Why is Hash Match creating a huge number of rows?
I noticed that there is a Hash Match (Inner Join) joining 70k rows against 77k rows but is producing 58.8 million rows. I would have expected it to produce less than 70k since only a portion rows are common to both sets.
Uploaded a second attachment that shows the query plan with 9481 enabled.
The optimizer considers all sorts of transformations. One of these involves computing a rank, duplicating part of the plan subtree, then collapsing the rank again later. The rank portion of the plan is the serial zone containing a Segment and Sequence Project. The duplicated subtree is on each input to the hash join in question. The collapse (aggregation) on the computed rank is in the Stream Aggregate/Sort/Partial Hash Aggregate combination seen later in the new CE plan. Ranking rows and joining a subtree to itself generates effectively a many-to-many join, hence the increase in row count at the join.

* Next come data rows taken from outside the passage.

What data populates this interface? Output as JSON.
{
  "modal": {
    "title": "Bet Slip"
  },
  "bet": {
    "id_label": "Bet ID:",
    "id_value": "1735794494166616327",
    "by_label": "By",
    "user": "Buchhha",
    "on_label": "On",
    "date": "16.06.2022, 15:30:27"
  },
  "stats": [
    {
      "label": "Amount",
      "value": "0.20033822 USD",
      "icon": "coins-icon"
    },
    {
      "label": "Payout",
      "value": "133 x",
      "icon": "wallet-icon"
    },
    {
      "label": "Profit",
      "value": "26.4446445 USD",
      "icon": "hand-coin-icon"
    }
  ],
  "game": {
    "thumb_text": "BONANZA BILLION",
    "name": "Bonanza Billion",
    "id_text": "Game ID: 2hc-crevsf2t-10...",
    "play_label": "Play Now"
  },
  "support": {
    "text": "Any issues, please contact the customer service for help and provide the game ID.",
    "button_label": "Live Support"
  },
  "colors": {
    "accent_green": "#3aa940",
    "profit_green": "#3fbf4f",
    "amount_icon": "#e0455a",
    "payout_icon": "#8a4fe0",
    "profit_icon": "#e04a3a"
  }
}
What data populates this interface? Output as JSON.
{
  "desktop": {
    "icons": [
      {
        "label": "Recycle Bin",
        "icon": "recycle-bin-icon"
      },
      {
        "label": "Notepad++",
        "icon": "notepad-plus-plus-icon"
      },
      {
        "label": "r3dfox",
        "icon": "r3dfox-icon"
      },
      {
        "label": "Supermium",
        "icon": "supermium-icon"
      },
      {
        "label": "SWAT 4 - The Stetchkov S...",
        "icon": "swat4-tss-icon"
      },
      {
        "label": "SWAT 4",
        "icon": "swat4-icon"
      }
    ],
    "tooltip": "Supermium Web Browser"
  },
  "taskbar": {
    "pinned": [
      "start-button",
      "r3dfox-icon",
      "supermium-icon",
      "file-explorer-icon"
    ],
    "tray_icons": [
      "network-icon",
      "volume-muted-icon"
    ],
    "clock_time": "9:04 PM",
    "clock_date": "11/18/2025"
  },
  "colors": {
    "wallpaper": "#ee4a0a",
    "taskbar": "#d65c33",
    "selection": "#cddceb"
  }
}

Exactly what this transformation is aimed at is hard to say without being able to see the view definition, but I can say that the decision to apply this transform or not is a cost-based choice, which depends in part on cardinality estimates. The new cardinality estimator (CE) chooses a plan with this transformation, but the old CE model does not. The root cause is a simple change in estimated costs between the alternatives.
These sorts of plan changes and possible performance regressions are possible – indeed expected – when changing CE model.
Unless this query absolutely needs to be monolithic – perhaps for use in an in-line function or view – I would encourage you to break the CTEs apart and use temporary tables to store intermediate results. You will, generally speaking, get better quality plans this way, because the optimizer has better information to work with. As written, the cardinality estimates and value distributions are likely to be little better than complete guesses at most points.